A Global Arms Freeze and Peace Dividend

World military spending is out of control, growing for 11 straight years and reaching an all-time high this year ($2.887 trillion). The United States—as the leading militarist by a country mile (accounting for 35 percent of global spending)—has the power to arrest this trend by drawing down its share of the problem and catalyzing an effort to establish a global freeze on advanced conventional weapons production alongside a 2 percent cut to military spending worldwide. Dozens of Nobel Laureates have already signed onto this “Global Peace Dividend” campaign, which could generate more than $2.4 trillion for a UN fund dedicated to combating the world’s grandest challenges—pandemics, climate change, and extreme poverty.
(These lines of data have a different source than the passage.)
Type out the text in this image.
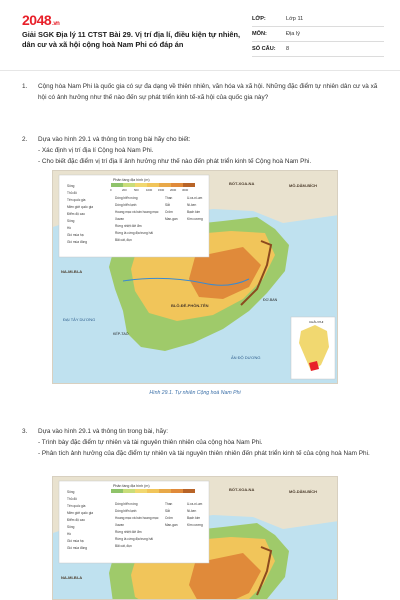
2048.vn
Giải SGK Địa lý 11 CTST Bài 29. Vị trí địa lí, điều kiện tự nhiên, dân cư và xã hội cộng hoà Nam Phi có đáp án
LỚP:	Lớp 11
MÔN:	Địa lý
SỐ CÂU: 8
1. Cộng hòa Nam Phi là quốc gia có sự đa dạng về thiên nhiên, văn hóa và xã hội. Những đặc điểm tự nhiên dân cư và xã hội có ảnh hưởng như thế nào đến sự phát triển kinh tế-xã hội của quốc gia này?
2. Dựa vào hình 29.1 và thông tin trong bài hãy cho biết:
- Xác định vị trí địa lí Cộng hoà Nam Phi.
- Cho biết đặc điểm vị trí địa lí ảnh hưởng như thế nào đến phát triển kinh tế Cộng hoà Nam Phi.
Phân tầng địa hình (m)
0	200	500	1000 1500 2000 3000
Sông
Thủ đô
Tên quốc gia
Miền giới quốc gia
Điểm độ cao
Sông
Hồ
Gió mùa hạ
Gió mùa đông
Dòng biển nóng
Dòng biển lạnh
Hoang mạc và bán hoang mạc
Xavan
Rừng nhiệt đới ẩm
Rừng lá cứng địa trung hải
Bãi cát, đụn
Than
Sắt
Crôm
Man-gan
U-ra-ni-um
Ni-ken
Bạch kim
Kim cương
BỐT-XOA-NA	MÔ-DĂM-BÍCH
NA-MI-BI-A
BLÔ-ĐÊ-PHÔN-TÊN
ĐẠI TÂY DƯƠNG
ẤN ĐỘ DƯƠNG
KẾP-TAO
ĐƠ-BAN
CHÂU PHI
Hình 29.1. Tự nhiên Cộng hoà Nam Phi
3. Dựa vào hình 29.1 và thông tin trong bài, hãy:
- Trình bày đặc điểm tự nhiên và tài nguyên thiên nhiên của cộng hòa Nam Phi.
- Phân tích ảnh hưởng của đặc điểm tự nhiên và tài nguyên thiên nhiên đến phát triển kinh tế của cộng hoà Nam Phi.
Phân tầng địa hình (m)
Sông
Thủ đô
Tên quốc gia
Miền giới quốc gia
Điểm độ cao
Sông
Hồ
Gió mùa hạ
Gió mùa đông
Dòng biển nóng
Dòng biển lạnh
Hoang mạc và bán hoang mạc
Xavan
Rừng nhiệt đới ẩm
Rừng lá cứng địa trung hải
Bãi cát, đụn
Than
Sắt
Crôm
Man-gan
U-ra-ni-um
Ni-ken
Bạch kim
Kim cương
BỐT-XOA-NA	MÔ-DĂM-BÍCH
NA-MI-BI-A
A Green Bargain with China

The world needs a new détente between China and the United States to not only forestall great-power conflict but also to plant the seeds for future economic growth. But the foundation for cooperation will be strongest with a material basis: Meeting the Global South’s urgent need for climate adaptation measures, capital infusions, and debt relief. As part of a larger green bargain, the U.S. should unwind its tariff regime and work with China to marry Western capital with Chinese green tech “overcapacity” (low-cost production for export). As the Global South affordably absorbs renewable energy technologies as a result, climate adaptation in the Global South will not just happen but actually accelerate and happen more cheaply. Many lives would be saved in the process. China might then be much more likely to take losses on some of its sovereign debt holdings if they are offset by U.S. tariff rollbacks. In relative terms, this would be a boon to the American and Chinese worker because if the developing world is in debt default or trapped in the old-energy economy, it will be unable to afford U.S. exports and will remain unappealing destinations for U.S. capital. But a Global South with a climate-proofed economy, free from the yoke of unpayable debt, will be more able to absorb goods, services, and foreign investment. America’s manufacturing renewal could cultivate untapped markets.
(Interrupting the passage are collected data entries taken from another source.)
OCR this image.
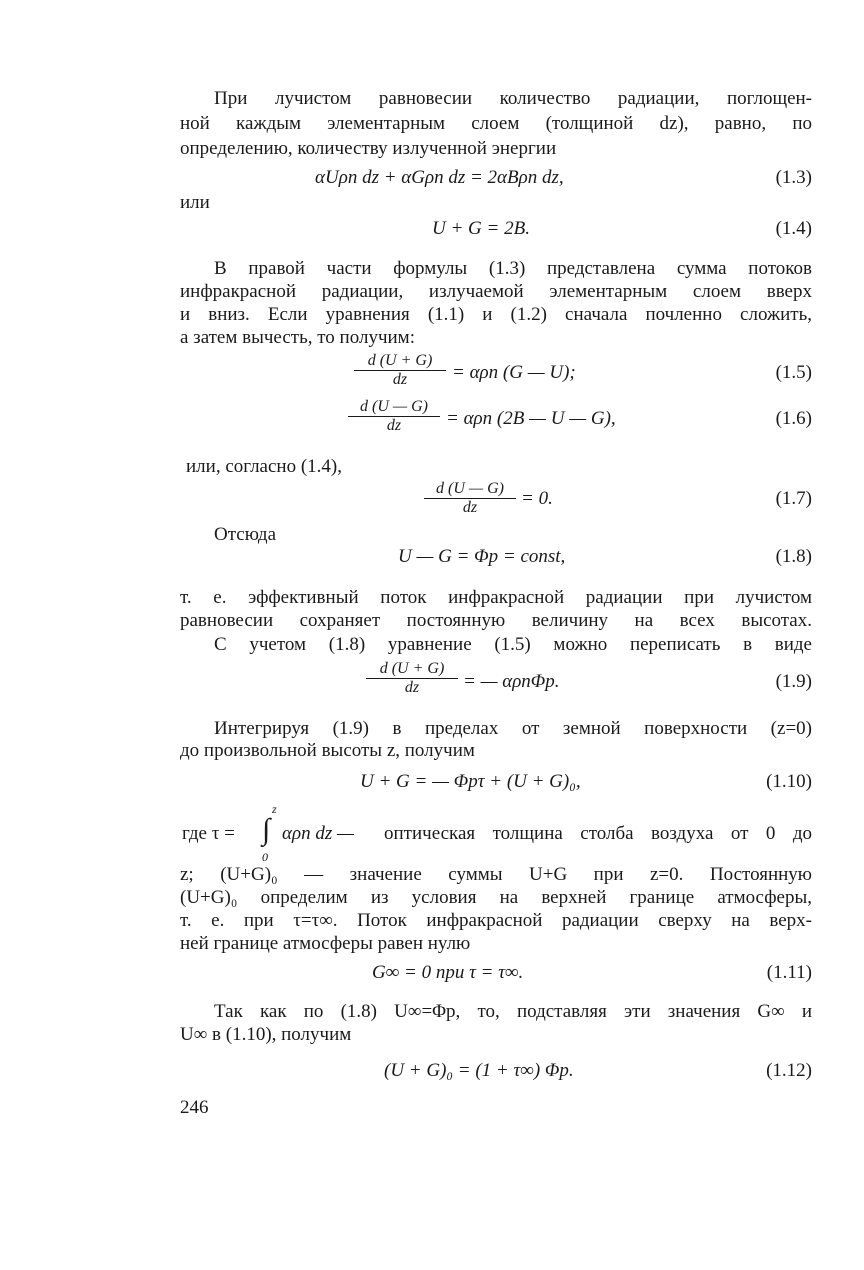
При лучистом равновесии количество радиации, поглощен-
ной каждым элементарным слоем (толщиной dz), равно, по
определению, количеству излученной энергии
αUρп dz + αGρп dz = 2αBρп dz,	(1.3)
или
U + G = 2B.	(1.4)
В правой части формулы (1.3) представлена сумма потоков
инфракрасной радиации, излучаемой элементарным слоем вверх
и вниз. Если уравнения (1.1) и (1.2) сначала почленно сложить,
а затем вычесть, то получим:
d (U + G)
dz	= αρп (G — U);	(1.5)
d (U — G)
dz	= αρп (2B — U — G),	(1.6)
или, согласно (1.4),
d (U — G)
dz	= 0.	(1.7)
Отсюда
U — G = Φр = const,	(1.8)
т. е. эффективный поток инфракрасной радиации при лучистом
равновесии сохраняет постоянную величину на всех высотах.
С учетом (1.8) уравнение (1.5) можно переписать в виде
d (U + G)
dz	= — αρпΦр.	(1.9)
Интегрируя (1.9) в пределах от земной поверхности (z=0)
до произвольной высоты z, получим
U + G = — Φрτ + (U + G)₀,	(1.10)
где τ =
z
∫
0
αρп dz — оптическая толщина столба воздуха от 0 до
z; (U+G)₀ — значение суммы U+G при z=0. Постоянную
(U+G)₀ определим из условия на верхней границе атмосферы,
т. е. при τ=τ∞. Поток инфракрасной радиации сверху на верх-
ней границе атмосферы равен нулю
G∞ = 0 при τ = τ∞.	(1.11)
Так как по (1.8) U∞=Φр, то, подставляя эти значения G∞ и
U∞ в (1.10), получим
(U + G)₀ = (1 + τ∞) Φр.	(1.12)
246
Rebalance Power with the Global South

The global economy has historically favored Western powers in a way that has ensured the Global South’s egregious underdevelopment. By some estimates, from 1990-2015 alone, the relationship of unequal exchange between rich countries and the rest amounts to $242 trillion of wealth transfer, enough to wipe out poverty in the Global South 70 times over. If nothing changes, the Global North will reduce the developing world to a space of resource extraction, cheap-labor exploitation, and counter-terrorism operations. This cycle of what Kwame Nkrumah called neocolonialism must end. To do that, the United States should work with China and the G-20 to forgive (not merely restructure) unsustainable levels of sovereign debt; remove all Trump-era tariffs on global South countries; redistribute voting rights at the World Bank and IMF; and increase import quotas for accessing the U.S. market for companies that pay “floor wages” and have established sustainable regimes of resource extraction.

In The Fire Next Time, James Baldwin warned that, “renewal becomes impossible if one supposes things to be constant that are not—safety, for example, or money, or power. One clings then to chimeras, by which one can only be betrayed, and the entire hope—the entire possibility—of freedom disappears.” An empire in decline is prone to irrational spasms of violence. We’re seeing that now. But that’s also a chance for renewal.

The world’s perpetual polycrisis is mostly a product of U.S. foreign policy. Only by seeing that—and stripping American power of its myths—can we design something better. The source code for healing American relations with the world, then, is simple: No peace, no democracy or equality.